The ceramic-lined exhaust pit yawned under the Atlas and the main rockets blasted their fury into it. Slowly and majestically the ship lifted and moved upward ponderously. Its speed increased. It pierced the black sky, shrinking until it was only a star among stars, and then it was gone.

Dr. Henree looked at his watch for the fifth time and said, "Well, it's gone. It must be gone now." He pointed with the stem of his pipe to the dial.

Conway said, "Let's check with the port authorities."

Five seconds later they were looking at the empty space-port on the visiscreen.
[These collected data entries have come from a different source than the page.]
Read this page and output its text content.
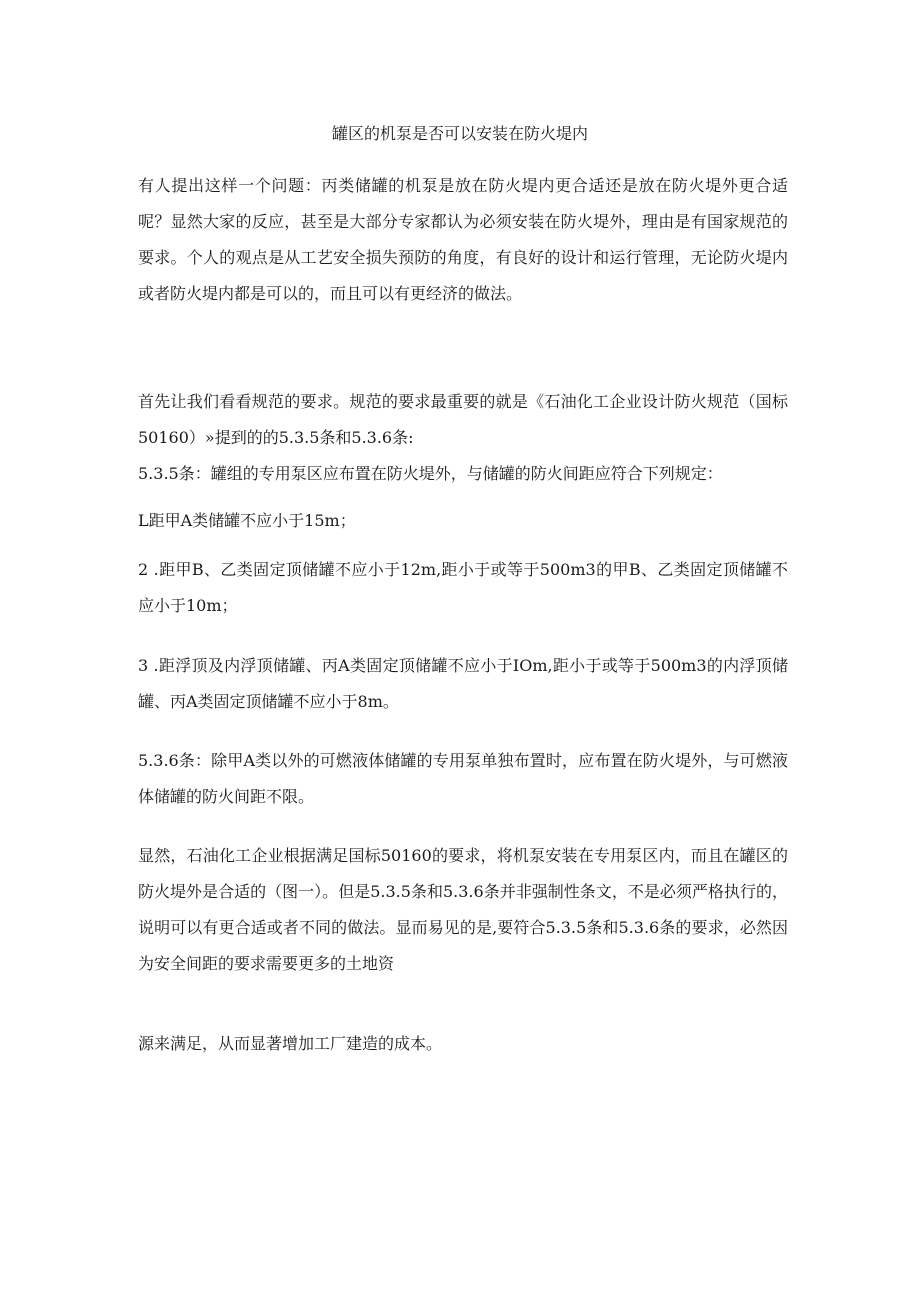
罐区的机泵是否可以安装在防火堤内

有人提出这样一个问题：丙类储罐的机泵是放在防火堤内更合适还是放在防火堤外更合适呢？显然大家的反应，甚至是大部分专家都认为必须安装在防火堤外，理由是有国家规范的要求。个人的观点是从工艺安全损失预防的角度，有良好的设计和运行管理，无论防火堤内或者防火堤内都是可以的，而且可以有更经济的做法。

首先让我们看看规范的要求。规范的要求最重要的就是《石油化工企业设计防火规范（国标50160）»提到的的5.3.5条和5.3.6条:

5.3.5条：罐组的专用泵区应布置在防火堤外，与储罐的防火间距应符合下列规定：

L距甲A类储罐不应小于15m；

2 .距甲B、乙类固定顶储罐不应小于12m,距小于或等于500m3的甲B、乙类固定顶储罐不应小于10m；

3 .距浮顶及内浮顶储罐、丙A类固定顶储罐不应小于IOm,距小于或等于500m3的内浮顶储罐、丙A类固定顶储罐不应小于8m。

5.3.6条：除甲A类以外的可燃液体储罐的专用泵单独布置时，应布置在防火堤外，与可燃液体储罐的防火间距不限。

显然，石油化工企业根据满足国标50160的要求，将机泵安装在专用泵区内，而且在罐区的防火堤外是合适的（图一）。但是5.3.5条和5.3.6条并非强制性条文，不是必须严格执行的，说明可以有更合适或者不同的做法。显而易见的是,要符合5.3.5条和5.3.6条的要求，必然因为安全间距的要求需要更多的土地资

源来满足，从而显著增加工厂建造的成本。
The exhaust pit was still open. Even in the near-ultimate frigidity of the Moon's dark side it was still steaming.

Conway shook his head. "It was a beautiful ship."

"Still is."

"I think of it in the past. In a few days it will be a rain of molten metal. It's a doomed ship."

"Let's hope that there's a pirate base somewhere that's also doomed."

Henree nodded somberly.

They both turned as the door opened. It was only Bigman.

He broke into a grin. "Oh, boy, it was sure nice coming in to Luna City. You could feel the pounds going back on with each step you took." He stamped his feet and hopped two or three times. "See," he said, "you try that out where I was and you hit the ceiling and look like one big fool."

Conway frowned. "Where's Lucky?"

Bigman said, "I know where he is. I know where he is every minute. Say, the Atlas has just taken off."

"I know that," said Conway. "And where is Lucky?"

"On the Atlas, of course. Where do you think he'd be?"